While the ultimate decision on how or whether to re-open in-person public schools is up to each district, Oneida County Executive Anthony Picente Jr. said he believes schools can reopen safely, noting fewer than 100 children up to age 18 have been confirmed to have COVID-19 in the county so far.
Picente and county Health Director Phyllis Ellis held their first media briefing in two weeks Wednesday, the day Rome City School District Peter Blake announced that the district will start the coming school year remotely only then reassess in early October. Blake cited the difficulty of having enough staff to ensure social distancing, separation and mask wearing; having adequate testing' the difficulty for teachers to prepare both remote and in-person teaching; transportation logistics; and the likelihood that positive tests among students will require many families to face restrictive and hardship-inducing quarantine rules.
The district had previously planned a blend of in-person and remote instruction, and appears to be the first Oneida County district to plan to go all remote.
Along with the daily rundown of newly confirmed cases — three, among the lowest number in weeks — the county released a breakdown by age. It showed that among the 2,148 test-confirmed cases among county residents so far, there have been 101 among ages up to 18.
That includes 27 for 4 and younger, 17 ages 5-9, 20 age 10-14, and 37 14-18.
“Those numbers are miniscule compared to others,” Picente said.
Picente stressed that he respects decisions by school districts because each situation is different, and he’s looking at it from a public health perspective, not as an educator. In addition, it’s ultimately up to parents to decide what’s safest and best, PIcente added.
But it’s clear that with a postive-test infection rate of 1.1 percent, ample hospitalization and intensive-care-unit space available and other indicators, that Oneida County is as safe as anywhere and safer than most for opening schools, Picente said.
“We know to handle this virus and how to control it,” he said.
“in terms of school safety, i if any place can open safely i believe it’s here in Oneida County and certainly the Mohawk Valley as a whole.”

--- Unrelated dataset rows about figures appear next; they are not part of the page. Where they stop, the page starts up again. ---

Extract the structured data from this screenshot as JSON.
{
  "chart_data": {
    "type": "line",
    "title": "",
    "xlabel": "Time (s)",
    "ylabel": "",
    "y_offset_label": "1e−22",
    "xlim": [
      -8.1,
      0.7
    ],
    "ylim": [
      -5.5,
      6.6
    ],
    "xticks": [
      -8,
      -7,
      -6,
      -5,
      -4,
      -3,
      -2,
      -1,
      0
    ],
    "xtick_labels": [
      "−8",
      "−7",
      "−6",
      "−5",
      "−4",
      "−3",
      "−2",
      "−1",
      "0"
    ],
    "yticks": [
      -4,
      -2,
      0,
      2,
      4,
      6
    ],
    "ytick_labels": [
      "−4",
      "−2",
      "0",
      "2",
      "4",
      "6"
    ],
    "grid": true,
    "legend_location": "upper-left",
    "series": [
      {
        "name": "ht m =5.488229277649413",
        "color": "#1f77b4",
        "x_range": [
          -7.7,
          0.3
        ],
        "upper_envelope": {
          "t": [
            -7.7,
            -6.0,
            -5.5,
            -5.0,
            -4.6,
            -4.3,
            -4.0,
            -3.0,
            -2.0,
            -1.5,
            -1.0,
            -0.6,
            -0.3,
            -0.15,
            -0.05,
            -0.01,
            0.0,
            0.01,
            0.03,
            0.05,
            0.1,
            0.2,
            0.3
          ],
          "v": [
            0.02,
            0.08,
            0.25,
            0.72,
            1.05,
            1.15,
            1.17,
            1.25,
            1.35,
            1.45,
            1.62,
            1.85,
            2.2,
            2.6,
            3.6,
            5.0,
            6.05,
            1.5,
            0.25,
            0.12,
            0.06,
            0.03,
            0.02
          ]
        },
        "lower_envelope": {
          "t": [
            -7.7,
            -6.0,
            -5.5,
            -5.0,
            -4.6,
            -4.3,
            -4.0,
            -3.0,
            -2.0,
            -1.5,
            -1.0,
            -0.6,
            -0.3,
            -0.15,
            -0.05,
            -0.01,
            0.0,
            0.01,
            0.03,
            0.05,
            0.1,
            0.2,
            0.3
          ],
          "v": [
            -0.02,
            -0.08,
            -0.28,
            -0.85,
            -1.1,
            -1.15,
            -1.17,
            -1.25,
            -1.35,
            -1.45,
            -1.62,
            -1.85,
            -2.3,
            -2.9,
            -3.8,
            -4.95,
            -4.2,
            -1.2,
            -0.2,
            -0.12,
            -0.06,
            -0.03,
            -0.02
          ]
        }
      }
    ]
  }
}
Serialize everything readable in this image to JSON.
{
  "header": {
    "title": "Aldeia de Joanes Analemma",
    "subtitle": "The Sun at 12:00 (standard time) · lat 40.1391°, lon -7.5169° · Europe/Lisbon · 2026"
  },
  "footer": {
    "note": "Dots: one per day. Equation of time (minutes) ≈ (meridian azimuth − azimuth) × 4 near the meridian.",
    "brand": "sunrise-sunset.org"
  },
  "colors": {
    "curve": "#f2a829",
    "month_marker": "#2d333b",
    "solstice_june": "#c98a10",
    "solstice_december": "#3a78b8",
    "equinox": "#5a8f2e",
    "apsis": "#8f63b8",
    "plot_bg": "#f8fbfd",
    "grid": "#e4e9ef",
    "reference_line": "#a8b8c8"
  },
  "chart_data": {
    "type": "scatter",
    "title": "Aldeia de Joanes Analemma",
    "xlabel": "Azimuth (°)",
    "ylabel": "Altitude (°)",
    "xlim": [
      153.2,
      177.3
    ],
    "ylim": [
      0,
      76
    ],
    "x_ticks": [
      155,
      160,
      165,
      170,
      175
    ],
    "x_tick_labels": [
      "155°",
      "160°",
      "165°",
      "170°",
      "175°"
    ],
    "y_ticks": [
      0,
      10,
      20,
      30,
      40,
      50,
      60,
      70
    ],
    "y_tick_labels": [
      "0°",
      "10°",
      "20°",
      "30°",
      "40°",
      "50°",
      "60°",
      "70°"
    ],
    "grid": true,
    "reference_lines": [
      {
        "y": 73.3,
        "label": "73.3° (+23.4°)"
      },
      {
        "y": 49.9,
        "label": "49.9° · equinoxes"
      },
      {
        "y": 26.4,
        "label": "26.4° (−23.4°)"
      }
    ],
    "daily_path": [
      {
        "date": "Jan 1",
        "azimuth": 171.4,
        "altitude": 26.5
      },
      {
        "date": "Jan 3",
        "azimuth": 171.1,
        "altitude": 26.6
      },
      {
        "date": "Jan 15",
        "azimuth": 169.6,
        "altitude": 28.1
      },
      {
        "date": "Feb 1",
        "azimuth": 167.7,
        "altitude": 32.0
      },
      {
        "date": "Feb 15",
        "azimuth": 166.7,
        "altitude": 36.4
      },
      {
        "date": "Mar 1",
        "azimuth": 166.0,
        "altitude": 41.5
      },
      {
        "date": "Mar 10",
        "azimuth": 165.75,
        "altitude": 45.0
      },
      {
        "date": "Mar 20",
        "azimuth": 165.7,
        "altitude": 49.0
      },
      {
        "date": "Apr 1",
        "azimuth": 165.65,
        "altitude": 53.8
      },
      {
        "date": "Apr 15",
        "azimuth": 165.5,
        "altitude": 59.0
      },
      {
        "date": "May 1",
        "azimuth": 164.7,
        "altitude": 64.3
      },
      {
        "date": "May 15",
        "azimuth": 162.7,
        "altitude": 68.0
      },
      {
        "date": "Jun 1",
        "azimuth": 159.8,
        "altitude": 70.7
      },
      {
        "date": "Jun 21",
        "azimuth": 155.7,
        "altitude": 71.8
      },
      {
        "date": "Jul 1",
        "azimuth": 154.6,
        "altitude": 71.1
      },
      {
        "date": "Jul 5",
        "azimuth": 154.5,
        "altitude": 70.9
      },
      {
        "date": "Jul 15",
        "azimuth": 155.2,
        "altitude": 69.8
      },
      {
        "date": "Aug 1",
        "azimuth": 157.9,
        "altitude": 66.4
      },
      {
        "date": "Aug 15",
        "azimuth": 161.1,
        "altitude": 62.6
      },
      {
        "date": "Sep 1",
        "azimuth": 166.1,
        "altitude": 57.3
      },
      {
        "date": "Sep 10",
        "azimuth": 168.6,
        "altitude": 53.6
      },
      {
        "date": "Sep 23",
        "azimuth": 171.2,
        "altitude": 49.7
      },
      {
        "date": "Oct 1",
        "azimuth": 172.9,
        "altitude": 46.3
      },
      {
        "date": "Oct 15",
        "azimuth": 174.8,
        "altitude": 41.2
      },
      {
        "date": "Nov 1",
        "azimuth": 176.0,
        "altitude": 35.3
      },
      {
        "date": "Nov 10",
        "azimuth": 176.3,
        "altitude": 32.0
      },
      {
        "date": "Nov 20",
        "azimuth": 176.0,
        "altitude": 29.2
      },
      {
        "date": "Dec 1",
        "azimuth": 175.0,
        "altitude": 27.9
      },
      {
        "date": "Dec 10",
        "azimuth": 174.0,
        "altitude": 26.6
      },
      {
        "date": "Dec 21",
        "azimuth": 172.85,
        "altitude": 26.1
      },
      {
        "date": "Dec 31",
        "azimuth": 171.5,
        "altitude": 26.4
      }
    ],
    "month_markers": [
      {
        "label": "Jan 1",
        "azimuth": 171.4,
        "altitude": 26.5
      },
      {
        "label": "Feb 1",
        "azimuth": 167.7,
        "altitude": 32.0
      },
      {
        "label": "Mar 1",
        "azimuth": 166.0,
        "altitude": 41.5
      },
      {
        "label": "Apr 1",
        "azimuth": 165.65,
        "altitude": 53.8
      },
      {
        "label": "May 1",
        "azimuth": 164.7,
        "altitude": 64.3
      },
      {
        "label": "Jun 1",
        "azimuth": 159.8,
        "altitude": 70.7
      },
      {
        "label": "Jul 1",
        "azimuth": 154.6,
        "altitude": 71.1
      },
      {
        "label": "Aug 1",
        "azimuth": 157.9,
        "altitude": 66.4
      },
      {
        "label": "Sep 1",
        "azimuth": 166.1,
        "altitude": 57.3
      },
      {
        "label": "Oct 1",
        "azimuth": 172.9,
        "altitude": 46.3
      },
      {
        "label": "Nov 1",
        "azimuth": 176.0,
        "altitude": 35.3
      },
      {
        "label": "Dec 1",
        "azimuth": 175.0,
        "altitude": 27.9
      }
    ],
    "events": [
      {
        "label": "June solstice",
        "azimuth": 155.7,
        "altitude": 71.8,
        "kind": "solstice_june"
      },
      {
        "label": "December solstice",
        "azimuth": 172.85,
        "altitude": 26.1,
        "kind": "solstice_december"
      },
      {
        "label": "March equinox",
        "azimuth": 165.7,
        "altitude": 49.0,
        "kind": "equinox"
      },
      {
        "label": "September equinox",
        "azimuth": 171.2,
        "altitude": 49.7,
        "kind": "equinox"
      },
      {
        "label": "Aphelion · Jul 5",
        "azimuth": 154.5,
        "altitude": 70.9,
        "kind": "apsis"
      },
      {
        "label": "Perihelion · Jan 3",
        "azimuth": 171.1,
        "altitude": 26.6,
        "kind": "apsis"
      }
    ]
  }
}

There are reasons beyond education to have schools reopen in some fashion, said Picente said. He said the county is continuing to operate a day care help line, and noted that for many parents, having schools remain closed can present a hardship regarding child care, while internet access is a hurdle in many rural and some urban areas.
As of noon Wednesday, the county had 117 known active cases, 1,915 resolved cases, and 1,023 people in mandatory quarantine.
About 800 of the people under quarantine orders are travelers subject to New York state’s order for a 14-day quarantine for people from states with a high infection rate, Ellis said during the briefing.
As of Wednesday, eight county residents were hospitalized with COVID-19: Two at Rome Memorial Hospital, five in the Mohawk Valley Health System, and one outside the county.
Regionally, the Mohawk Valley had a positive-test rate of 0.9 percent over the previous seven days, same as the state average, and its new-case average over seven days per 100,000 residents was 3.27, also matching the state as a whole.
Picente also said he believes gyms and facilities such as bowling alleys can open with proper precautions but his hands are tied because that’s a state decision.
He also renewed a call for federal help for states and local governments, adding that the 2021 county budget will be “lean and stripped down,” and that 2022 may be affected as well.
County legislators on Wednesday approved a plan Picente proposed in July for an early retirement incentive for employees who meet age and length-of-service criteria. It can now be formally offered.